Lì dentro ci sono i finanziamenti per il ponte sullo Stretto, che da soli valgono 1,3 miliardi. Il resto è per centinaia di interventi tra inceneritori, bonifiche, opere idriche, infrastrutture di trasporto, edilizia sanitaria, scolastica e sportiva, tutela del patrimonio culturale, progetti di riqualificazione urbana. «Abbiamo sottoscritto diciotto accordi di coesione, ma questo con la Sicilia è il più significativo», commenta Meloni. Rientra nella filosofia di destinare al Sud una quota di fondi per le infrastrutture pari al 40%, dunque maggiore rispetto al peso dei suoi abitanti. «Ho sempre contestato», spiega, «il principio per cui al Sud c’è il 34% della popolazione e quindi va il 34% di spesa infrastrutturale. Perché al Sud c’è lo spopolamento, che è figlio soprattutto dell’assenza di infrastrutture».

 

 


Un’altra spinta all’economia dovrebbe venire dalla Zes del Mezzogiorno, la Zona economica speciale unica che garantisce credito d’imposta alle imprese che investono nelle regioni meridionali. «Abbiamo deciso di sostituire le Zes che avevamo, concentrate nelle zone retro-portuali, con un’unica zona economica speciale che investe tutto il Mezzogiorno», ha ricordato la presidente del consiglio, ringraziando il ministro Raffaele Fitto per avere spuntato con la Commissione Ue un accordo che non era scontato. Stamattina si replica a Caivano.Il centro comunale Delphinia, abbandonato e diventato un luogo dell’orrore (lì un branco di minorenni stuprò due cuginette di 13 anni), è stato trasformato a tempo di record in una nuova struttura affidata alle Fiamme oro, il gruppo sportivo della Polizia. «Ci sarà una bonifica radicale.
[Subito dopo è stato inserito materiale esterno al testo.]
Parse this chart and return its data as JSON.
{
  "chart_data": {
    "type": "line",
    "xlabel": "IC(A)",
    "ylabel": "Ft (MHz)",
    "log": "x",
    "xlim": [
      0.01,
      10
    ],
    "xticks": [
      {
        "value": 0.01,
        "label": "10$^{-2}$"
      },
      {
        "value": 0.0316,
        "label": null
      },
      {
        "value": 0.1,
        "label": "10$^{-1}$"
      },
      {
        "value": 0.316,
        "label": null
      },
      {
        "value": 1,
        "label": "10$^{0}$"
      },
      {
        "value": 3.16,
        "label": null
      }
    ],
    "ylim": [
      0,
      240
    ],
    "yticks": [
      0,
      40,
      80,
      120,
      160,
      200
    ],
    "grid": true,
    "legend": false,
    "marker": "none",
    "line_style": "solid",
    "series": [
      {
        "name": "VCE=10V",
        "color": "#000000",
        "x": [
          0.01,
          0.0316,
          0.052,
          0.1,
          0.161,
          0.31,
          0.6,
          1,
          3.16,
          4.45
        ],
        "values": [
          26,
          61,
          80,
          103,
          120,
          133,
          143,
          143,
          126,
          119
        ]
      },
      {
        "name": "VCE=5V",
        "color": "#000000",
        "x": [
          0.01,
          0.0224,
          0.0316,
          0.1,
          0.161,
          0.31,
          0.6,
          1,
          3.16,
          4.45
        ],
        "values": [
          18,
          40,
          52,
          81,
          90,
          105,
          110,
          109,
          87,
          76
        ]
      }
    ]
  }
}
Vogliamo riaprirlo entro la prossima primavera», aveva promesso la premier lo scorso agosto. Impegnandosi a trasformarlo in una struttura modello «nel nome di Giancarlo Siani», giornalista ucciso dalla camorra nel 1985. L’operazione, che sembrava impossibile, è riuscita.
 

«SEMPLICEMENTE GRAZIE»
Tutto è partito da don Maurizio Patriciello, il parroco della chiesa di Parco Verde, che inviò un sms a Meloni quando ancora non la conosceva, raccontandole ciò che avveniva lì. Intervistato sull’edizione di ieri del Mattino di Napoli, ha detto che non credeva nemmeno lui al successo del governo. «Ora è tempo di avere il coraggio e l’onestà di dire semplicemente grazie. A Dio innanzitutto, e poi concretamente e con tutto il trasporto dei cuori di ogni cittadino di Caivano a chi, come la premier Giorgia Meloni, ha mantenuto la parola data». Ma questo non fa altro che alzare il livello della polemica da parte dell’opposizione. «Andiamo avanti a passeggiate anche quando magari il tuo governo non c’entra assolutamente niente», attacca il governatore campano Vincenzo De Luca. Suo figlio Piero, deputato del Pd, nei giorni scorsi aveva detto che «questi spot sono diventati intollerabili, è il momento di dire basta alla logica della propaganda». Mentre per la senatrice piddina Valeria Valente «il governo dovrebbe ricordare che esistono tante altre Caivano». Nessuna concessione, insomma: à la guerre comme à la guerre, secondo il manuale non scritto della campagna elettorale. In mattinata, ai microfoni di Rai Radio 1, la premier aveva ribadito il progetto di «costruire una maggioranza diversa», di centrodestra, nel parlamento europeo. Non ha escluso una riforma della stessa Rai in questa legislatura: «Se ci si vuole mettere mano perché la legge fatta dal Pd non va bene, per me va bene. Ma non credo che spetti al governo, semmai al parlamento». Un nuovo possibile fronte con l’opposizione.